The organic porosity is different from normal inorganic porosity in that it is likely petroleum wet. This means high (100%) saturation petroleum is expected that help retain petroleum in the source rock.

Sunday, January 13, 2013

Why we should NOT use percentages for migration losses

Migration loss is one of the least constrained parameters in petroleum system analysis and modeling. When you ask a geologist how much of the expelled hydrocarbon volumes could have been lost before reaching the traps, the answer typically is a wide range of percentages. I have heard of numbers as low as 20% or as high as 98%. Here I want to argue that is not a very useful way to look at migration loss, and perhaps even the wrong way.

In the follow hypothetical case we have 4 prospects in an area, each having the exact same geology (fetch area, geometry, migration distance, and complexity of the carrier beds, …), with the only exception the estimated expulsion volumes in each of the fetch areas are different as shown below because source variability.

Say we just drilled b and found 500 mmbls of oil in-place, and we estimate 1 billion barrels were expelled in its fetch area.
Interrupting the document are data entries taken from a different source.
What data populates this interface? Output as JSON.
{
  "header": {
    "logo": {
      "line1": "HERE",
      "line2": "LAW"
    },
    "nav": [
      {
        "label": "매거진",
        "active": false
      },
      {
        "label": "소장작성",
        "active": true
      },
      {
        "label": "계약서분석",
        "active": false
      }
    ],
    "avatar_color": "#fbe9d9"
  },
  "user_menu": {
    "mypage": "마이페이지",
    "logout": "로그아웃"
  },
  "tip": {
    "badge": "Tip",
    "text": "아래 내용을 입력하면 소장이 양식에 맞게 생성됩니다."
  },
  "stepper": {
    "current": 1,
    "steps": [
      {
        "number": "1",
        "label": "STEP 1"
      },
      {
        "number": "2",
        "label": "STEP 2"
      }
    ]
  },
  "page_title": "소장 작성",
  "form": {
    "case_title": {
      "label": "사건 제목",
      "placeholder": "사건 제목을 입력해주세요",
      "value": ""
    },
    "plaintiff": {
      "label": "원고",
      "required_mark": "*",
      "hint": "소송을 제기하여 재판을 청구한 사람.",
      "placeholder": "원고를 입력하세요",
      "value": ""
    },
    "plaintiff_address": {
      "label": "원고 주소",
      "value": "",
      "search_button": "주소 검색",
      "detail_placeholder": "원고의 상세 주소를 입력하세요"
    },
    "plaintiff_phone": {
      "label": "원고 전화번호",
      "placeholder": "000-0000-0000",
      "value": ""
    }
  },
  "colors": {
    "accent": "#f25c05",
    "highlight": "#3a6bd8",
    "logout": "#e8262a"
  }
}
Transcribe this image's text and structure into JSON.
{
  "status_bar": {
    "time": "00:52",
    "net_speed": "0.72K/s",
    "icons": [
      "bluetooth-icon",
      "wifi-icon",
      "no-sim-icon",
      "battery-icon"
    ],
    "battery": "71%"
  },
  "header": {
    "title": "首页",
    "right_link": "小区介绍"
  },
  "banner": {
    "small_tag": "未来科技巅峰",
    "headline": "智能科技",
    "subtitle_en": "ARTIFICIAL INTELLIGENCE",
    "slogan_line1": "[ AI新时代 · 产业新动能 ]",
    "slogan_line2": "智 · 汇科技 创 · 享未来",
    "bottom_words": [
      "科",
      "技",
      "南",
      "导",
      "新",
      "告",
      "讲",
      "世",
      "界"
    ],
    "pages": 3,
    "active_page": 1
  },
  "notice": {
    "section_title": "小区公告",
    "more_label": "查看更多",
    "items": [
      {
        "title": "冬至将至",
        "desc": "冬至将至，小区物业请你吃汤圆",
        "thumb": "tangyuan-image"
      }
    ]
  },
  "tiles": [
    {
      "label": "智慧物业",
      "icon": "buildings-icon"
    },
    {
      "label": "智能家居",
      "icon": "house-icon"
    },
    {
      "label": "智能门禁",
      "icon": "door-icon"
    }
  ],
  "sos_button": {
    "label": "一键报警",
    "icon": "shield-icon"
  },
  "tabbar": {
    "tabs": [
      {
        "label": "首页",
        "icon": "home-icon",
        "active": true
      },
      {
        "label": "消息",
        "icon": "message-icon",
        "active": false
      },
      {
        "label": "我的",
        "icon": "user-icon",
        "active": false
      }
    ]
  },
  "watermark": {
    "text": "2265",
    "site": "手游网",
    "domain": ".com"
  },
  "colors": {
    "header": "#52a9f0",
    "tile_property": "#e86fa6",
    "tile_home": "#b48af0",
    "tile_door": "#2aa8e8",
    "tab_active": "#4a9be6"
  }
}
Therefore 500 mmbls (or percentage wise 50 %) were lost in the rock volume between the source and reservoir. What would you then predict the volume of oil charge to be at prospect c, where 500 mmbls were expelled? Is it going to be 250 mmbls, since we would lose 50%, or zero since we would lose 500 mmbls as the two have the same geology?

I ask this question in my training class, while most my mostly explorer students agree it should be zero charge at c, but a few of them may take a bit more to be convinced. If the volume of the rock hydrocarbons migrated through are exactly the same, the lost volume (as residual saturation, and what is trapped in micro or macro traps along the way), required before hydrocarbons reach the trap, should be the same - ie 500 mmbls. For those who still insist on a percentage, I then ask them what would happen if the source rock expels only one barrel.

The implication is really important: In this case, half the number (2) of the traps would not receive charge if we assume the same migration loss volume. But if we used a percentage for efficiency, we would have predicted all traps would have oil. Using percentages would make prospects associated with poor source strength look better, and vise versa, other things being equal.

Since it is very difficult, or impossible, to estimate migration losses, we tend to spend very little time considering it. Based on the above analysis, I recommend running scenarios with different migration losses per unit fetch area to compare prospects. For a given loss volume, a certain number of prospects would not receive charge. More prospects would not receive charge when the assumed loss volume is increased. Prospects with high tolerances to migration loss scenarios tests are safer than those that are too sensitive. This may be an effective way to include migration loss in prospect ranking, even if we cannot accurately quantify this huge uncertainty.